Einen Jahrestag begehen heißt, sich zu fragen, ob das Ereignis, dessen man gedenkt, in der Gegenwart noch präsent ist, ob es noch Bedeutung hat – ob es im heutigen noch existiert. Umso seltener ein Jahrestag begangen wird, desto mehr verblasst, das Ereignis.
Gleichzeitig wird im Jahrestag die Zeit und mit ihr die Bedeutung des Ereignisses überhaupt bewusst. Gerade bei Ereignissen, die noch große Strahlkraft haben, wird durch die Zeit, die vergangen ist, die Größe dessen, was da geschehen ist, deutlich. Wie lange sind die Ereignisse an der ungarisch-östereichischen Grenze und in der Prager Botschaft nun schon her, aber wie nahe scheinen sie noch. Der Satz von dem kleinen Schritt für einen Menschen, der ein großer Sprung für die Menschheit ist, schien mir, als die DDR unterging, sehr lange her zu sein, aber nun liegen zwischen, dem Satz Genschers auf dem Balkon der Prager Botschaft, der im Jubel unterging und dem Moment in dem ich diesen Satz schreibe, ebensoviel Zeit.

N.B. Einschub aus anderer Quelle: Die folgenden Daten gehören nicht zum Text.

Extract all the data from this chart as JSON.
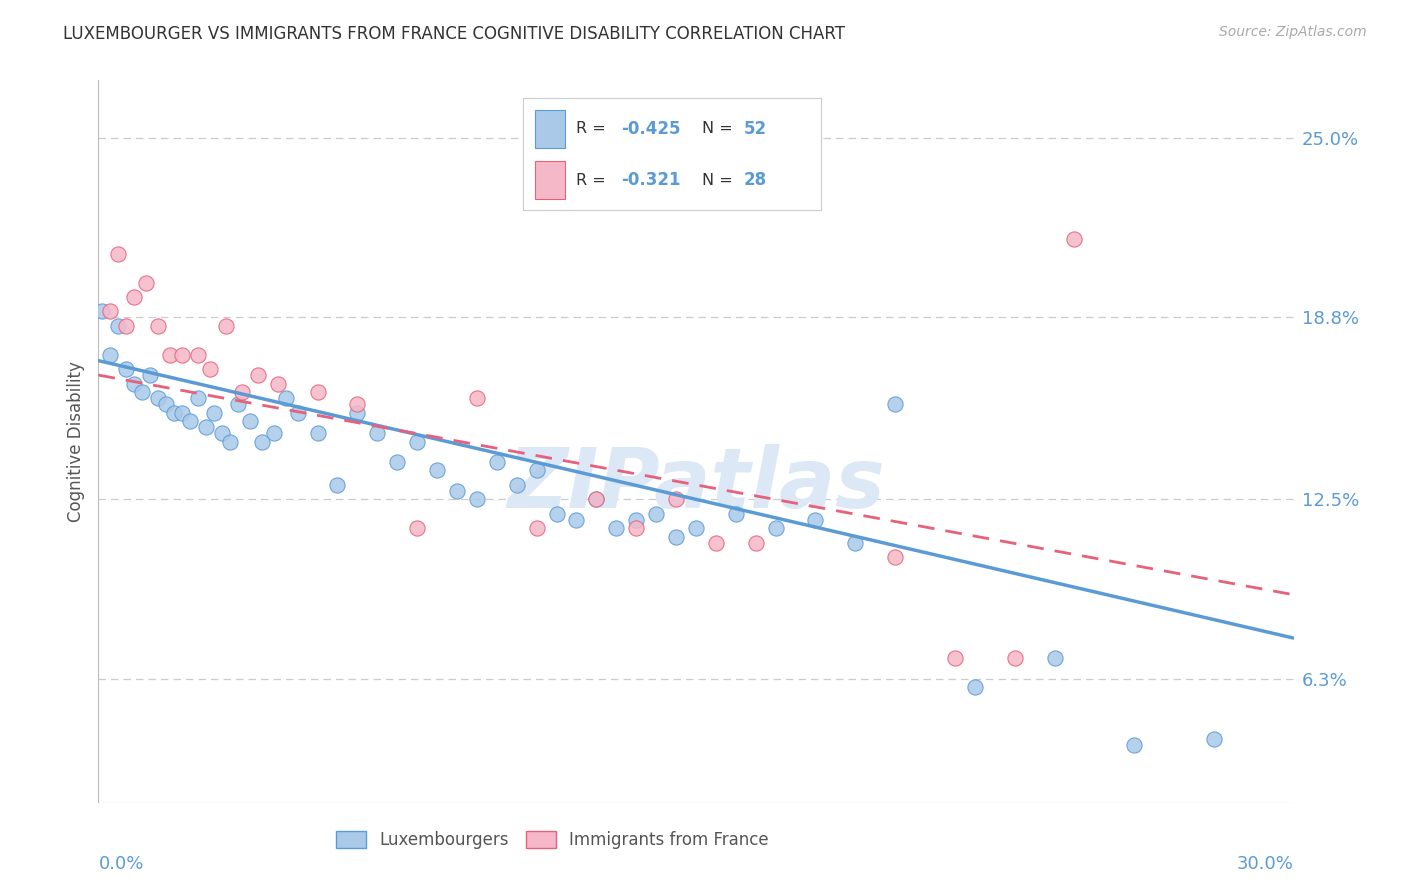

Jahrestage bringen so ganz verschiedene historische Ereignisse auch plötzlich in einen Zusammenhang. Woodstock und Mondlandung werden zu zwei Charakteristika des gleichen Moments. Grönemeyers Hymne über die Männer, die Raketen bauen und alles ganz genau machen, und Gorbatschows Perestroika geraten gleichzeitig in den Blick. Man merkt im Jahrestag auch, was Gleichzeitigkeit bedeutet, aber man sieht es erst aus der Ferne.
Heute wird viel und gern von historischen Momenten geredet, meist von Leuten, die sich gern in Geschichtsbücher einschreiben würden. Ob das, wovon sie reden, wirklich dieser Rede wert ist, zeigt sich erst im Jubiläum.